Lorsque la conversation se déroule "à bâtons rompus" une forte confusion s'en dégage. Chacun des interlocuteurs entrecoupe le récit de l'autre et le dialogue est vraiment saccadé, au point qu'on perd souvent le fil et que les paroles de chacun deviennent indiscernables. À ceci s'ajoute le fait que Porębski a souvent tendance à détourner la conversation de son cours sans qu'elle n'ait atteint son plein développement. La saccade se trouve alors autant dans le rythme que dans le contenu de la discussion.
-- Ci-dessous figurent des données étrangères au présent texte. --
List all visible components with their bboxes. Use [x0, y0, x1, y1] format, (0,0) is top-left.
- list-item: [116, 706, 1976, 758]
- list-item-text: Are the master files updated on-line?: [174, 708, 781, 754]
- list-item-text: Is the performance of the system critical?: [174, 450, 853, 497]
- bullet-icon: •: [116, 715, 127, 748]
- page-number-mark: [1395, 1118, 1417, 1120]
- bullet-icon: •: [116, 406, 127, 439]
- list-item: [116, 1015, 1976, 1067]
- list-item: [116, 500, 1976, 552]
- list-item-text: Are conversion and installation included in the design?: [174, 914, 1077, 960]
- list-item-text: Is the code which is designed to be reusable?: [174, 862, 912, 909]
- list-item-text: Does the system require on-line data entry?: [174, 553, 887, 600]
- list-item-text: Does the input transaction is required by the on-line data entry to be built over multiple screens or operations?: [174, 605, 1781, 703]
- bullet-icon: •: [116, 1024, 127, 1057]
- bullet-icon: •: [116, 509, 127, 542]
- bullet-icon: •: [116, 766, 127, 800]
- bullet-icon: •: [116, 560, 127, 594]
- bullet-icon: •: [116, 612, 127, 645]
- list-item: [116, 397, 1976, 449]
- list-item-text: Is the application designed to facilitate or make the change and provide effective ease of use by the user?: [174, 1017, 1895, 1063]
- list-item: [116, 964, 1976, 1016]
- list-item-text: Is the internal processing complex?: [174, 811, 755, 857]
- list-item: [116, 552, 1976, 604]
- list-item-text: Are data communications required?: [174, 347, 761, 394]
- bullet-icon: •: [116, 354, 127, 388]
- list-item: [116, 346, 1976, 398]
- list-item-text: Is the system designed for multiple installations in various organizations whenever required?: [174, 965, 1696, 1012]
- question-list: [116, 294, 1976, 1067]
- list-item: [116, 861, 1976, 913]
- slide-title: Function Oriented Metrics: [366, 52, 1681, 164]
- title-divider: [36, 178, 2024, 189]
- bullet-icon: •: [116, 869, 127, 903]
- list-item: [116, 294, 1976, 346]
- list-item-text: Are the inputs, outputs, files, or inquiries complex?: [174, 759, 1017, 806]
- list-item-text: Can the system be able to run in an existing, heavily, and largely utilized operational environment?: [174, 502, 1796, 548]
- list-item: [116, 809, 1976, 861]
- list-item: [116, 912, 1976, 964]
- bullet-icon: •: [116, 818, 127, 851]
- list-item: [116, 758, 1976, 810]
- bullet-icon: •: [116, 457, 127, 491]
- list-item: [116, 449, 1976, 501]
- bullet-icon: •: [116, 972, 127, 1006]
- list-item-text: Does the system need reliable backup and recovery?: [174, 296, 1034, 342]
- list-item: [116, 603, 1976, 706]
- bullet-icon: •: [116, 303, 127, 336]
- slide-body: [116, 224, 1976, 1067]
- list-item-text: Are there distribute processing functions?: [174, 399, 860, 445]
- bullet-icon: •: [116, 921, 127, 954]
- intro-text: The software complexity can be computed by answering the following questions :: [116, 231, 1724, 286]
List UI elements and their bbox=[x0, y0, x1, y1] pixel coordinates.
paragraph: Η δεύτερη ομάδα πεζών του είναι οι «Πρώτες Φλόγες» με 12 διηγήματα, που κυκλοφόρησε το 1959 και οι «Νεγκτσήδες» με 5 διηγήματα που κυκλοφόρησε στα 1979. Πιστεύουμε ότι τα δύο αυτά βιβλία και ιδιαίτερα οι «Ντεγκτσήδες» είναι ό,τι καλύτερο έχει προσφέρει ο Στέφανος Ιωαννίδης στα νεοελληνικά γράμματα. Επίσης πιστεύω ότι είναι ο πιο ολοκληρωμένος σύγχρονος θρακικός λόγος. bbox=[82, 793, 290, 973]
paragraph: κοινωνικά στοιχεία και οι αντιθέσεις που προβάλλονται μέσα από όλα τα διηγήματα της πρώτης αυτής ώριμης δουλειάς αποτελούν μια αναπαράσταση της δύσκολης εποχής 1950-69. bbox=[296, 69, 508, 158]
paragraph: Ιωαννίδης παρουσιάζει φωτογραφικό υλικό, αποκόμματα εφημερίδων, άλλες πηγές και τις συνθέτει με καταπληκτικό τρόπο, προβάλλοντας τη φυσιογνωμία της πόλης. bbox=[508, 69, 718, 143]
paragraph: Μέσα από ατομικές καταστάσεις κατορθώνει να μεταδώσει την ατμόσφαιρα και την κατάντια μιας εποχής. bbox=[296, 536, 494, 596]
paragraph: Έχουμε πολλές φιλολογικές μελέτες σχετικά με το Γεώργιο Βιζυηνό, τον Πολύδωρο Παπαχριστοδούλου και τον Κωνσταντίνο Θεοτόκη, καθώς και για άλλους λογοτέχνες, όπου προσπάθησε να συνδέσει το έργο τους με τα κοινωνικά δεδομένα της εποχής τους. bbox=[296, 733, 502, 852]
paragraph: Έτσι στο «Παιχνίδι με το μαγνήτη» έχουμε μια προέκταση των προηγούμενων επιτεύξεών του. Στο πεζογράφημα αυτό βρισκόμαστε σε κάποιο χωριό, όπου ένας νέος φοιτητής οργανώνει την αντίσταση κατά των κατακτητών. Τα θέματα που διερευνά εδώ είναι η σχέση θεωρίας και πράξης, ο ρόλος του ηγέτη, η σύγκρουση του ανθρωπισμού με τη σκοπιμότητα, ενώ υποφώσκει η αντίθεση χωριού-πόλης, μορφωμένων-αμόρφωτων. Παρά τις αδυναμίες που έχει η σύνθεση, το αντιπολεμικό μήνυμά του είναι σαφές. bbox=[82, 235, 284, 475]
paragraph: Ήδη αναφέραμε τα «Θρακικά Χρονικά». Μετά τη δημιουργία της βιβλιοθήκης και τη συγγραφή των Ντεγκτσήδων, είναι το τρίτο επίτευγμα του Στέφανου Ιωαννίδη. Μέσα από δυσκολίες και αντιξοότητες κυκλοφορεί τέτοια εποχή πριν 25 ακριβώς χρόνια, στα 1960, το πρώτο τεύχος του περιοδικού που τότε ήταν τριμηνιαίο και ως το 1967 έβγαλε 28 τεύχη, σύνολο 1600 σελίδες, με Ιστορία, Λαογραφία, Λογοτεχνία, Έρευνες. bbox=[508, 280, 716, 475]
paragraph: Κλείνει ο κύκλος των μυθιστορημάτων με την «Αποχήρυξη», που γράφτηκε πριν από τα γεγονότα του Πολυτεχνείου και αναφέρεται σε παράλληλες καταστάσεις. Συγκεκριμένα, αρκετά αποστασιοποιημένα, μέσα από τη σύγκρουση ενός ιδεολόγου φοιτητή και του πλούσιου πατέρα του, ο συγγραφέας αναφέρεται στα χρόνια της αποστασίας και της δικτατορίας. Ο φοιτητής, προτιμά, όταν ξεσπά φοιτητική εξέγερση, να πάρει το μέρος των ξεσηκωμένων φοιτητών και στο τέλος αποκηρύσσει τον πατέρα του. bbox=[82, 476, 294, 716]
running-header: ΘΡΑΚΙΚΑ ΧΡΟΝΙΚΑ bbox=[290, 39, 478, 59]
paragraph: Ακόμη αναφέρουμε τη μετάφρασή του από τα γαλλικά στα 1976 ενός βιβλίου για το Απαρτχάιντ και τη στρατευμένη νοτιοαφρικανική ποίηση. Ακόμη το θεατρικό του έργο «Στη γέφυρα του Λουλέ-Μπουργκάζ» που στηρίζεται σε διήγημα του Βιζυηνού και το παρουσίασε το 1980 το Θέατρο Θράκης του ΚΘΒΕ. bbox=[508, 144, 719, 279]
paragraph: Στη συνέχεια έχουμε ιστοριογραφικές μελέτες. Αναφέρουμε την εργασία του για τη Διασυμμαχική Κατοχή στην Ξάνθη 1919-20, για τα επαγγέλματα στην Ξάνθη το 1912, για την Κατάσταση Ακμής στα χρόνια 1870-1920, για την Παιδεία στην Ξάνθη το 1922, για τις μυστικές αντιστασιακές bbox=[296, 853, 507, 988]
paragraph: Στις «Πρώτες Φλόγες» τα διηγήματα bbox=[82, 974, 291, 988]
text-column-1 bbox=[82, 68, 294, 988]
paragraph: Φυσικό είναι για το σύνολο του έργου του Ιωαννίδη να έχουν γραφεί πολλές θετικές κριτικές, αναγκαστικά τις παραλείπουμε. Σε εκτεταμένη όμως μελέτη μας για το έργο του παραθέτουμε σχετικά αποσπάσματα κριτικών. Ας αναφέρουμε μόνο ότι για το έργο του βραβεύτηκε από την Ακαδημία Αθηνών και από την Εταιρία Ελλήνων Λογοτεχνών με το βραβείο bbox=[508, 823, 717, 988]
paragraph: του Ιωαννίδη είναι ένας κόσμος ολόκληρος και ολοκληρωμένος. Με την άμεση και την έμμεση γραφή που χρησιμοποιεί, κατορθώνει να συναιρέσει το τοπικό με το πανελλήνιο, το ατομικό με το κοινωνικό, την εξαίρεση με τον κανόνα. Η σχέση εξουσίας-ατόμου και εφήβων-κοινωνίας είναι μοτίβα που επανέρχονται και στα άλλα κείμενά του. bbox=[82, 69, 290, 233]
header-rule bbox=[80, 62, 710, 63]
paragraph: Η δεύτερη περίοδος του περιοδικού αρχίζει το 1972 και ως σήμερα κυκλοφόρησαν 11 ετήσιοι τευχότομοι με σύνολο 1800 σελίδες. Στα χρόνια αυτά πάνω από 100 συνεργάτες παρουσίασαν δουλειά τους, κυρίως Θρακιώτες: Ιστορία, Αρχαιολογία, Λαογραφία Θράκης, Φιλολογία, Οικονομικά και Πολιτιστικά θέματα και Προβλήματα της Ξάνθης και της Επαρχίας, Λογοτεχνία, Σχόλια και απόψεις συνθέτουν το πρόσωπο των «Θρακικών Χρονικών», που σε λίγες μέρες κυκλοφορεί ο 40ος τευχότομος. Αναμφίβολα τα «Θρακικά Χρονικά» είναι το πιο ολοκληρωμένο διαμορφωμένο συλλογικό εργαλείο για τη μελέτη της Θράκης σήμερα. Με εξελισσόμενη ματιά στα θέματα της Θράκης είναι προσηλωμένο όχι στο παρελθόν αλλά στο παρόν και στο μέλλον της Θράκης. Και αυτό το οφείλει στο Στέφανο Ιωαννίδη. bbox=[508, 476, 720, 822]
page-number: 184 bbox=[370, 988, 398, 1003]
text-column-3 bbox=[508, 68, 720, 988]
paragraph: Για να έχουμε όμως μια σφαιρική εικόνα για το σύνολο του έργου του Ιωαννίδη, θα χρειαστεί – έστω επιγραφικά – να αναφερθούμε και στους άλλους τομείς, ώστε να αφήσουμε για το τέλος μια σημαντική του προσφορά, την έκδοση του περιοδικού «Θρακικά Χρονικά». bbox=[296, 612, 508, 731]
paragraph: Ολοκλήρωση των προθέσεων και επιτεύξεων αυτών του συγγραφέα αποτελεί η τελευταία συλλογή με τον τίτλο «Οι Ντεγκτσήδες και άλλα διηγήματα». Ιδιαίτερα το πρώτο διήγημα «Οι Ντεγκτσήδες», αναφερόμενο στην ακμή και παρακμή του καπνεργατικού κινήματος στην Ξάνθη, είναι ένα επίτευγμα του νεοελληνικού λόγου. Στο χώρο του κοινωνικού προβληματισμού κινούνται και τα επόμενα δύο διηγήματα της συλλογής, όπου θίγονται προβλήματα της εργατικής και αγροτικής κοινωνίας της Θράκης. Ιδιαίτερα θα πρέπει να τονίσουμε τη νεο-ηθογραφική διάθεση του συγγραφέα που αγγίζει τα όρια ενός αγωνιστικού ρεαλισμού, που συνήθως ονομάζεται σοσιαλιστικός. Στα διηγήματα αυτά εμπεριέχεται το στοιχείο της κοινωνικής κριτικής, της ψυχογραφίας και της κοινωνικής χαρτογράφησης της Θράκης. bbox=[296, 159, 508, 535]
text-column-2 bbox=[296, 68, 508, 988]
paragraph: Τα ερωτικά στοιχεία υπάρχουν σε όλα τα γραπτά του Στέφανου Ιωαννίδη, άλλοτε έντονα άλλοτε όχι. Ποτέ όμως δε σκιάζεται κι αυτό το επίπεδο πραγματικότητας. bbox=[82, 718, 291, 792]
Pour ce qui est des monologues, ils démontrent le défaut le plus important de ce livre, à savoir la distribution du temps de parole. Le problème est que Kantor n'est pas assez présent dans la conversation. La plupart du temps, il ne sert qu'à donner la réplique. À l'inverse, Porebski accumule les monologues. Cette disparité fait que, tout le long du livre, ce ne sont pas les thèses de Kantor mais de Porebski qui sont présentées. Ceci se retrouve également dans les ajouts que fait Porebski, le plus souvent des considérations, questionnements ou développements personnels, qui n'ont pas vraiment d'utilité réelle pour le déroulement de la conversation. Pourtant, ils sont bien présents et s'ajoutent à la tendance au monologue. Ainsi, si l'ouvrage est censé être une conversation, Porebski a constamment l'ascendant et l'œuvre de Kantor n'est pas présentée par Kantor lui-même. Alors qu'à la lecture d'un entretien d'artiste l'attente principale est une présentation de son travail par l'artiste lui-même, ici, la voix de l'artiste est complètement étouffée.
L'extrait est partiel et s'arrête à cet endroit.